The meeting was organized by the Economic Commission for Latin America and the Caribbean (ECLAC) as the Secretariat of the Conference, in coordination with UN Women, the United Nations Entity for Gender Equality and the Empowerment of Women.

In her presentation, Dr. Saravia, who is responsible for regional water affairs at ECLAC, emphasized the significant interconnection between women and water. She highlighted the recent Water Summit held in New York in March of the current year. This event was part of the Midterm Comprehensive Review of the Implementation of the International Decade for Action, "Water for Sustainable Development" 2018-2028 and was the first of its kind in almost 50 years. The event had the participation of a total of 7,000 people and included six plenary meetings and five interactive dialogues, as well as more than 500 parallel events (with over 1,300 submissions). The headquarters of the activities saw the presence of 20 heads of state and 120 ministers. The main outcome of the event was the adoption of the Global Water Action Agenda, which managed to capture over 700 voluntary commitments.

The Water Action Agenda was previously developed collaboratively during the Regional Water Dialogues for Latin America and the Caribbean held in Chile from February 1st to 3rd, 2023. The event had a hybrid format with over 200 participants on-site and representation from more than 20 countries in the region, along with over 3,700 online registrants and more than 80 high-level water experts as panelists. The Vice President of El Salvador, Mr. Félix Ulloa, six ministers, and seven deputy ministers from different countries in the region also participated. Dr. Saravia Matus also highlighted the strong representation of civil society (indigenous groups, primary and secondary school students, women's associations, rural communities, NGOs), the private sector, international development banks, and academia.

During these dialogues, it was collectively emphasized that water plays a strong role in achieving gender equity in the region. Dr. Saravia Matus mentioned the main four identified gender and water gaps:


  1. Access to water and sanitation infrastructure, which is directly related to the health and education of women.

  2. Water management and collection, which affects women's time use and, ultimately, their employment opportunities. Women spend 2.8 times more time than men on unpaid work and household chores, and this burden is closely related to water management.

  3. Access to water for agricultural production, which inevitably impacts food security, especially for rural women.

  4. Governance, which affects collective water management. Women are often not consulted on infrastructure or water policy matters.
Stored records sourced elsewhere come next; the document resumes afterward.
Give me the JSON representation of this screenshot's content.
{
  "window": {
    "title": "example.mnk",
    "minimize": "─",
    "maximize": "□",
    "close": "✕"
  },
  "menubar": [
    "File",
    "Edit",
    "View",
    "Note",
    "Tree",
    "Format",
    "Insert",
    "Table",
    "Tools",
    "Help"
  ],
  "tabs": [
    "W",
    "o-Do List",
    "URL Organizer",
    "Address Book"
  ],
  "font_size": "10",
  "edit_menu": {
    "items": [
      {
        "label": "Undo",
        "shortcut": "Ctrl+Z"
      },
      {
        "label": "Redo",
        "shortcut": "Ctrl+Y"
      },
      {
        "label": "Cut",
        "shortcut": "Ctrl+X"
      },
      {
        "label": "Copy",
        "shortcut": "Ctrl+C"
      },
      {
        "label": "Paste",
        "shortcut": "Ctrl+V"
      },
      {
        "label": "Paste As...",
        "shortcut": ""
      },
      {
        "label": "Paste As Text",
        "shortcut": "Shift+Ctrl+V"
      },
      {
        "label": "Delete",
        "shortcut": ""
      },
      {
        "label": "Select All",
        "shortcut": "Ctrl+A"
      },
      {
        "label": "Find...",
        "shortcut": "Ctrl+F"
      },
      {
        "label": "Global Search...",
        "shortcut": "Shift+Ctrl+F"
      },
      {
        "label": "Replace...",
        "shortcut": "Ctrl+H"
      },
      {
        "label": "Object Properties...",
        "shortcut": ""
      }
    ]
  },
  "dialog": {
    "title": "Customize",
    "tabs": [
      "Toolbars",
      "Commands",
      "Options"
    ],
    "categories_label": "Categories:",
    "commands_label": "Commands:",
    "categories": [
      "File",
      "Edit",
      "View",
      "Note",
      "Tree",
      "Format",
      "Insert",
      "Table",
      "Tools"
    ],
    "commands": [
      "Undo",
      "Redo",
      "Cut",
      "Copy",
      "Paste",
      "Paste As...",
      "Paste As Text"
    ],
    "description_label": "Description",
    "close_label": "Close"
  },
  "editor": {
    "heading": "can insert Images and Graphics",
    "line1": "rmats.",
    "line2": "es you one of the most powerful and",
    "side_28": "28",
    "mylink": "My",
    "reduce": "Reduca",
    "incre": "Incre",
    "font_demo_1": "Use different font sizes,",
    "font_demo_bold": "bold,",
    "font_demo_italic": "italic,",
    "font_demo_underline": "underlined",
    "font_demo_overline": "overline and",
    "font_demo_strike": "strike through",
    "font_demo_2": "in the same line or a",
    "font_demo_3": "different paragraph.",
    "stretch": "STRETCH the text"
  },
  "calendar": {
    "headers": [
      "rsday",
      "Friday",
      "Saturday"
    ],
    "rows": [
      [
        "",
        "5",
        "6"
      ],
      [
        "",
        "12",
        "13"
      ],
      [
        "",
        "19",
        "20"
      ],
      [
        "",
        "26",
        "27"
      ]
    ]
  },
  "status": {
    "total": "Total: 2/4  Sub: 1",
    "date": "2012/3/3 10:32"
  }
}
Dr. Saravia Matus stressed that to address these gaps, the following steps should be taken:

  1. Promote investment in the water sector, both in domestic use infrastructure and in capital and knowledge for agricultural use.

  2. Take specific measures to ensure that gender equity is considered an integral part of the efficient and effective implementation of water projects and programs.

  3. Disaggregate data related to family responsibilities and roles by gender.

  4. Design well-targeted capacity-building programs for everyone, not just women.

  5. Implement monitoring and evaluation processes with gender perspective indicators.

Her final reflection included the importance of ending gender gaps, as highlighted in the Regional Water Action Agenda, which implicitly and explicitly mentions the urgency of incorporating women's voices to address water challenges in the coming years. Gender perspective should be incorporated in all stages of planning and execution of water programs and projects. Additionally, the region should move toward modern, democratic, and participatory governance with the goal of achieving secure access to water with social justice.